In fact, apart from some light vaping, Banana Split could have really been set at any point since the advent of social media. The teen-movie tropes it regurgitates are hardly new. April has the requisite harried, oversharing single parent (Jessica Hecht); hopelessly dorky male friend (Luke Spencer Roberts); “boring” summer job (selling concessions at an arthouse theater); and bratty, foul-mouthed younger sibling (Addison Riecke). (If you enjoy hearing a tween say “Suck my dick” and “Eat my ass” over and over, then this is a movie for you.) Clara, in the meantime, doesn’t get much of a background, apart from some humble origins (she’s from Fresno) and a degree of sexual experience that pries at April’s pro-forma insecurities.
At least the soundtrack choices are above average—though one wonders why these decidedly un-subcultural Zoomers seem to have the musical taste of a thirty-to-forty-something ex-hipster. (Do we really believe that they’d be listening to Psychic TV and X-Ray Spex?) Of course, plenty of movies about young people—including some of the great ones—exist in a bubble of high artificiality. They are filled with characters who deliver sassy comebacks that the writers have been mentally workshopping since high school.

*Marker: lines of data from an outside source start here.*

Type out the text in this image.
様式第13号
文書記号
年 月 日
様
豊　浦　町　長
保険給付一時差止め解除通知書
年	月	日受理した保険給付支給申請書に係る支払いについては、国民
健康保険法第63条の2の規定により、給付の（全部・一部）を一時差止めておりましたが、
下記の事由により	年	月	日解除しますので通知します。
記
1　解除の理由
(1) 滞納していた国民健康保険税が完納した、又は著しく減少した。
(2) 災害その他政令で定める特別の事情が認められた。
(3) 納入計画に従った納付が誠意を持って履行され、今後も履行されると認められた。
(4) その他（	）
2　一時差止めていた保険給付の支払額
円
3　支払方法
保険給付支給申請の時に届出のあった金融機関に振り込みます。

These characters have some of the quirkiness and self-pity of real teenagers, but with clear skin, a coordinated wardrobe, and well-conditioned hair.

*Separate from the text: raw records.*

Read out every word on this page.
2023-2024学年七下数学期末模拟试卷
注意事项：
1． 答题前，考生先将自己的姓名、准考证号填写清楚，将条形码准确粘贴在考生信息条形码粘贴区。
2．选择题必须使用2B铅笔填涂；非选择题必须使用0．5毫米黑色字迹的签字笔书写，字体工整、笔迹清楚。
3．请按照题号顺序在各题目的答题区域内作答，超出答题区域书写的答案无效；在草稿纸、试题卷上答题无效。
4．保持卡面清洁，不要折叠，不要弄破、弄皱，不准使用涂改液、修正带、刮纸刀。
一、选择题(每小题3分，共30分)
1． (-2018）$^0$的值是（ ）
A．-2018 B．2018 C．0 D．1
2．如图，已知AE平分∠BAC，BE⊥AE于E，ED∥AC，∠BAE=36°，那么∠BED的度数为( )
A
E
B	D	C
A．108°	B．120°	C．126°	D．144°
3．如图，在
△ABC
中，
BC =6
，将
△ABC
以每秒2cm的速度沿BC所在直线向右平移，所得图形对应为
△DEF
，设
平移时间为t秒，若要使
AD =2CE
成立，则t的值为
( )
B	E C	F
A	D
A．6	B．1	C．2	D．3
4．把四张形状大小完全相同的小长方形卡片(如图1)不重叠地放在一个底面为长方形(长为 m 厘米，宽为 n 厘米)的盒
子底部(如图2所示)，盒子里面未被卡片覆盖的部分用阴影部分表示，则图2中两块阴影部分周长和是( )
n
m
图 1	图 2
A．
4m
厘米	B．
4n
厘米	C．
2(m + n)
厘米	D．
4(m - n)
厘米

The problem with Banana Split isn’t the surface phoniness or lazy comedy but the fact that the movie doesn’t offer any insight into its ostensible subjects—among them break-ups, female friendship, and teenage jealousy. Instead, it simply coasts on the extreme professionalism of the cast, which is almost a given considering that all three leads have been playing high schoolers for at least a decade. While their teen characters aren’t exactly believable, they are also rarely annoying. Perhaps that’s the one advantage they have over the real thing.